I want to know if there is any method that decomposes a square matrix into two non-square matrices. Most of the methods I've seen have square matrices, upper/lower triangular matrices(LU methods) or more than two matrices(SVD) as the end result. In particular, I am looking for matrix U such that
U'*U= A
where
A=[2 -1 -1 -1 2 -1 -1 -1 2]
U would be a 2x3 matrix in this case.
This is only possible if $A$ is not full rank. In that scenario, a low-rank decomposition would be what you are looking for. Conveniently, the SVD gives you one such low-rank decomposition. If you write out the SVD $A=USV^{T}$ as
$A=\sum_{k=1}^n s_{ii}u_i v_i^{T}$
where $u_i$ and $v_i$ are the columns of $U$ and $V$, and $s_{ii}$ is the corresponding singular value, then it becomes apparent that if any of the $s_{ii}$ are zero, the equality still holds even if that term is dropped. This corresponds directly to shaving off a column from $U$ and $V$ as desired.
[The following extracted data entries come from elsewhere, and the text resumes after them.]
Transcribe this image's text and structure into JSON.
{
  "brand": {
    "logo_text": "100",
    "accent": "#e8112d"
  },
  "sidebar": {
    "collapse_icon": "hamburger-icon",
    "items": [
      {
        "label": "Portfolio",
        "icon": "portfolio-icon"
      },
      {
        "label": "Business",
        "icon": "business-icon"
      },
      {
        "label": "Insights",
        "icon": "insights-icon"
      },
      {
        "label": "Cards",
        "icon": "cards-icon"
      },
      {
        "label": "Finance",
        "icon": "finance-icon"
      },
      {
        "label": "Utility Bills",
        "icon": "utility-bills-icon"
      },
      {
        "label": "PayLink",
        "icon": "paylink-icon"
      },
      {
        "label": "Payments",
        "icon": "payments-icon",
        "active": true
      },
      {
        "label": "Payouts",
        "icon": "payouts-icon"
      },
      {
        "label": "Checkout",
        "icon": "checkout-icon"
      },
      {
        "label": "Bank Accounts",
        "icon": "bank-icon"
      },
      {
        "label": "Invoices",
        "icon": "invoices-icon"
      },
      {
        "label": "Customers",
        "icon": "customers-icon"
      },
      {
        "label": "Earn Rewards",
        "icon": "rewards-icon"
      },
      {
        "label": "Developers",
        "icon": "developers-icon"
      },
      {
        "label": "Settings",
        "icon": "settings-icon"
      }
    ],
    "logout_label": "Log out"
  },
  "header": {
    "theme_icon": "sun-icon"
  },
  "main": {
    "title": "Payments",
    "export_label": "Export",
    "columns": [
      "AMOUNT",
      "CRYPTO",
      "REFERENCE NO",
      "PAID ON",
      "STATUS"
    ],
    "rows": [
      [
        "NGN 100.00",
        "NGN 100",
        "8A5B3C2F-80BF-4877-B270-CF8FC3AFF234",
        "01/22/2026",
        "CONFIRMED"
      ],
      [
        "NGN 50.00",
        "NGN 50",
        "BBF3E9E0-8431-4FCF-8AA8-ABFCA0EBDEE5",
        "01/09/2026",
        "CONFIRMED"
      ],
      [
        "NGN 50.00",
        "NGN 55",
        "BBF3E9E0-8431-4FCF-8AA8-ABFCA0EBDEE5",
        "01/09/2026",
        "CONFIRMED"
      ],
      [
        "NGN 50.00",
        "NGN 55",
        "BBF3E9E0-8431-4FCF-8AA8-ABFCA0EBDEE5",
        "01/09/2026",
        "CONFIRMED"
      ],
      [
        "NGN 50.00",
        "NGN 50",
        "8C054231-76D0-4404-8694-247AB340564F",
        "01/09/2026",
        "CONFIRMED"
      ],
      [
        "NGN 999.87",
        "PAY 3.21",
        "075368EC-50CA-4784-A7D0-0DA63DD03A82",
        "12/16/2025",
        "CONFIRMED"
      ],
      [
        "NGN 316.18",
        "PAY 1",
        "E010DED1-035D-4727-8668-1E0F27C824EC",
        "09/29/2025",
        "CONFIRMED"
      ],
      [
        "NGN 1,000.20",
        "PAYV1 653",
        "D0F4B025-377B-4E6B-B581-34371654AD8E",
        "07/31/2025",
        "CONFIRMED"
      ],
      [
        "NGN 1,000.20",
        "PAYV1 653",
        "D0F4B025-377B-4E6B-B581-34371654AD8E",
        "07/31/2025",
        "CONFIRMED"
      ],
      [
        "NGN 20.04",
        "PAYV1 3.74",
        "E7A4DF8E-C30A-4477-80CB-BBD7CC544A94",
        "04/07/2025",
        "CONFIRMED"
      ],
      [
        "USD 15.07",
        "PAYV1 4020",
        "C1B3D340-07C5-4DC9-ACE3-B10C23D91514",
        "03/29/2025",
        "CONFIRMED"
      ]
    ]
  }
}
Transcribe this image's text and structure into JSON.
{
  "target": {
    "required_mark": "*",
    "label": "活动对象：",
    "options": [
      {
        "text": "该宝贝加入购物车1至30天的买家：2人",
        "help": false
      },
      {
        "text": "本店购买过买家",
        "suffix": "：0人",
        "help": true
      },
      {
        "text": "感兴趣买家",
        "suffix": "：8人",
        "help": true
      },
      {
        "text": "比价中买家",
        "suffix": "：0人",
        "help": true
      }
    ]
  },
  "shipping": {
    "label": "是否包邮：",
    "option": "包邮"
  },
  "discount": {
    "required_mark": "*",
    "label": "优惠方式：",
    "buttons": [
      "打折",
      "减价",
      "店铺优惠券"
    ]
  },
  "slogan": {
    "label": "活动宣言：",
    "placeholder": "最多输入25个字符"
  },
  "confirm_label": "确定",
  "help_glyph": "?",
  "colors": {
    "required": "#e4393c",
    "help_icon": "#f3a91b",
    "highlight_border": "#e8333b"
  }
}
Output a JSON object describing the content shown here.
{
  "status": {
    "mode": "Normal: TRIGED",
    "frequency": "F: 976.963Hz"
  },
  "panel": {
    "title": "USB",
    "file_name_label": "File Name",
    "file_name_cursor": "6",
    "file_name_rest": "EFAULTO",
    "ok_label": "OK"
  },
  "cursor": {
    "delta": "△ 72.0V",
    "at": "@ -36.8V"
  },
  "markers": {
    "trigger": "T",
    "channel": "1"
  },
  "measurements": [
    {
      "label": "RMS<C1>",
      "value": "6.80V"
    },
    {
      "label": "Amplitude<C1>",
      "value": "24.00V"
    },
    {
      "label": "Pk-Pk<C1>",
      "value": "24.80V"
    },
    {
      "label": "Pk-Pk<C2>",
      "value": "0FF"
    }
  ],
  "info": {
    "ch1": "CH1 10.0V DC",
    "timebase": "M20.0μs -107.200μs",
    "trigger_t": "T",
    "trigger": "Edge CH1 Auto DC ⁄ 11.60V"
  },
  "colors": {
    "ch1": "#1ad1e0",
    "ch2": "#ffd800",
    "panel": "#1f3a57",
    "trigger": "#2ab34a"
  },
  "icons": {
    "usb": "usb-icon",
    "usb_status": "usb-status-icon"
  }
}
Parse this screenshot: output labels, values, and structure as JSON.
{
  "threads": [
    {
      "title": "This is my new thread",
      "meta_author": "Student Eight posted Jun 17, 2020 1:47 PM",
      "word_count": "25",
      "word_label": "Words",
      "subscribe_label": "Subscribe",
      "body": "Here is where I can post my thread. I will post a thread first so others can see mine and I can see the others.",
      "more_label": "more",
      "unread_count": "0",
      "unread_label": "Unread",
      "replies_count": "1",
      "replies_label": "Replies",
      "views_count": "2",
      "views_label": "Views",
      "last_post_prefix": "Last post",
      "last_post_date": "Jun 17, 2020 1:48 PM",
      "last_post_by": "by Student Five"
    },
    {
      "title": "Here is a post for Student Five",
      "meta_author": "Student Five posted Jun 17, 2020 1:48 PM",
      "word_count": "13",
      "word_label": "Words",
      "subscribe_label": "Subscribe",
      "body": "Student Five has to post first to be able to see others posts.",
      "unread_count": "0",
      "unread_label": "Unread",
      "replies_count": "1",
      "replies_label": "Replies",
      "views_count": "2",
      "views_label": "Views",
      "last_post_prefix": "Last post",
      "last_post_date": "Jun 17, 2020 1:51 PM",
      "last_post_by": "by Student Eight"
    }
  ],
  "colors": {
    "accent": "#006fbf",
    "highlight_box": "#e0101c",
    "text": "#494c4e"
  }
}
To get it down to two matrices, you can just take $(n-1) \times (n-1)$ diagonal matrix $S$ and find an appropriate square root of it $S^{1/2}$ (which is possible since $S$ has non-zero real values) and set the two factors as $M_1=US^{1/2}$ and $M_2=VS^{1/2}$. It will only be possible to make $M_1=M_2$ if $A$ is symmetric, in which case $U=V$.